Whether you are going abroad or just staying with the grandparents for a couple of days, sleeping in a new environment can be something parents regularly worry about with their little one.
My first tip is to lower you expectations.
That's not to say it's going to be a sh*t show.
But if we have an understanding that it might be a little sticky, and they may need some extra support, then we are prepared for it.
However, while it's not something I can guarantee, I hear countless stories of little ones sleeping much better than their personal norm when they are on holiday. Perhaps its the extra fresh air and outside time, different and exciting stimulation, and potentially even more relaxed parents.
Either way, I don't want you to assume it's going to be awful and for you to avoid experiences because of it.
I also want to note that it's okay to throw out the rule book while on holiday. Later naps, longer naps, later bedtime etc are all fine. Allow yourself the flex to enjoy your time away.
Where possible, plan your journeys around nap time. If they can nap in the car or on the train or plane, it can be helpful.
If that's not possible though, don't panic.
And even if you plan travelling during sleep time, it's helpful to be open to the concept of them not sleeping.
Try your best to go with the flow and understand this is a big experience for your little one.
If travelling in a car, remember to take breaks every two hours so they aren't in the seat for too long.
A sling/carrier can be extremely helpful for naps on the go, or for generally getting around airports and train stations.
Safe sleep guidelines for infant sleep and safe bed-sharing still apply when you are away.
Safety checking the room they will be in is paramount.
Some things to look out for -
Furniture that could be moved/pulled down
For older children in their own room (not a hotel) you may want to use a portable stair gate so they can't access stairs or other areas of the property without you.
Pack any transferable sleep associations.
For example -
Their bed or cot sheet. Used not clean.
Sleeping bag or duvet from home. Used not clean.
Their comforter or dummy/pacifer.
White/pink noise machine.
Portable black out blinds.
While not a sleep association, don't forget your monitor if you'll ever not be in the room with them.
Any elements of routine you can keep predictable, do. Especially in the bedtime routine.
Any elements of routine that are out of your control, let it go.
Don't stress over anything that you can't control.
You might see a bit of theme here. But finding it in yourself to go with the flow can make a big difference when you are away.
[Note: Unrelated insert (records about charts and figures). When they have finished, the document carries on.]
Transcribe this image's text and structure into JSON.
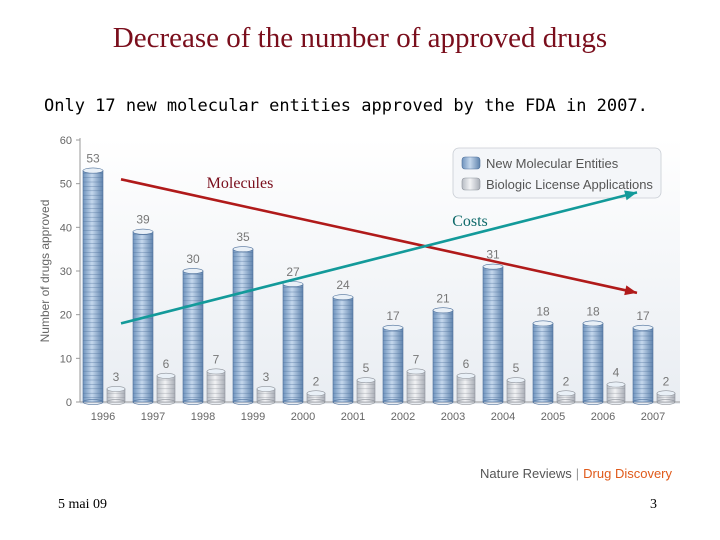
{
  "slide": {
    "title": "Decrease of the number of approved drugs",
    "subtitle": "Only 17 new molecular entities approved by the FDA in 2007.",
    "date": "5 mai 09",
    "page": "3",
    "source_brand": "Nature Reviews",
    "source_sep": "|",
    "source_journal": "Drug Discovery"
  },
  "colors": {
    "title": "#7a0e1c",
    "nme_fill": "#8fb0d3",
    "bla_fill": "#d6d9de",
    "molecules_line": "#b01a1a",
    "costs_line": "#139a9a",
    "source_accent": "#e05a1a"
  },
  "chart_data": {
    "type": "bar",
    "ylabel": "Number of drugs approved",
    "xlabel": "",
    "ylim": [
      0,
      60
    ],
    "yticks": [
      0,
      10,
      20,
      30,
      40,
      50,
      60
    ],
    "categories": [
      "1996",
      "1997",
      "1998",
      "1999",
      "2000",
      "2001",
      "2002",
      "2003",
      "2004",
      "2005",
      "2006",
      "2007"
    ],
    "series": [
      {
        "name": "New Molecular Entities",
        "values": [
          53,
          39,
          30,
          35,
          27,
          24,
          17,
          21,
          31,
          18,
          18,
          17
        ]
      },
      {
        "name": "Biologic License Applications",
        "values": [
          3,
          6,
          7,
          3,
          2,
          5,
          7,
          6,
          5,
          2,
          4,
          2
        ]
      }
    ],
    "legend_position": "top-right",
    "annotations": [
      {
        "label": "Molecules",
        "from": [
          "1996",
          51
        ],
        "to": [
          "2007",
          25
        ]
      },
      {
        "label": "Costs",
        "from": [
          "1996",
          18
        ],
        "to": [
          "2007",
          48
        ]
      }
    ]
  }
}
Make sure there is sufficient time for a wind down before and during the bedtime routine. There is likely to have been a lot of stimulation during the day. You are in a new place, seeing different people and experiencing new things. This is a lot for a little person.
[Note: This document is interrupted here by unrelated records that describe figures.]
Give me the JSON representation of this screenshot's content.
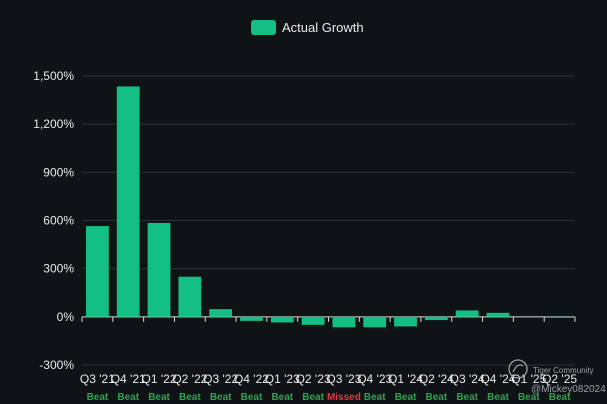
{
  "chart_data": {
    "type": "bar",
    "title": "",
    "xlabel": "",
    "ylabel": "",
    "ylim": [
      -300,
      1500
    ],
    "yticks": [
      -300,
      0,
      300,
      600,
      900,
      1200,
      1500
    ],
    "ytick_labels": [
      "-300%",
      "0%",
      "300%",
      "600%",
      "900%",
      "1,200%",
      "1,500%"
    ],
    "grid": true,
    "legend_position": "top-center",
    "series": [
      {
        "name": "Actual Growth",
        "color": "#14bf84",
        "values": [
          565,
          1435,
          585,
          250,
          48,
          -25,
          -35,
          -50,
          -65,
          -65,
          -60,
          -20,
          40,
          25,
          0,
          -5
        ]
      }
    ],
    "categories": [
      "Q3 '21",
      "Q4 '21",
      "Q1 '22",
      "Q2 '22",
      "Q3 '22",
      "Q4 '22",
      "Q1 '23",
      "Q2 '23",
      "Q3 '23",
      "Q4 '23",
      "Q1 '24",
      "Q2 '24",
      "Q3 '24",
      "Q4 '24",
      "Q1 '25",
      "Q2 '25"
    ],
    "results": [
      "Beat",
      "Beat",
      "Beat",
      "Beat",
      "Beat",
      "Beat",
      "Beat",
      "Beat",
      "Missed",
      "Beat",
      "Beat",
      "Beat",
      "Beat",
      "Beat",
      "Beat",
      "Beat"
    ],
    "result_colors": {
      "Beat": "#2ea44f",
      "Missed": "#e5383b"
    }
  },
  "watermark": {
    "brand": "Tiger Community",
    "handle": "@Mickey082024"
  }
}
Co-bathe if you can for some quiet connection at the end of the day. Follow similar steps in your bedtime routine as you do at home and include as many familiar sleep associations.
If they need a little extra support to get to sleep and during the night don't panic. You are NOT making bad habits.
If they will be sleeping in a travel cot and you have access to it before travelling, then try it out at home first.
Do some positive awake time in there at home. Don't use it as a playpen, as we don't want it associated with play. But some gentle play, singing or looking at books to acclimatise them to this new space.
Try a couple of naps in there too.
For children who are used to a floor bed, either take the mattress off the bed wherever you are staying, ask them for an extra mattress (single, cot or double all fine), or you can get blow up travel toddler beds.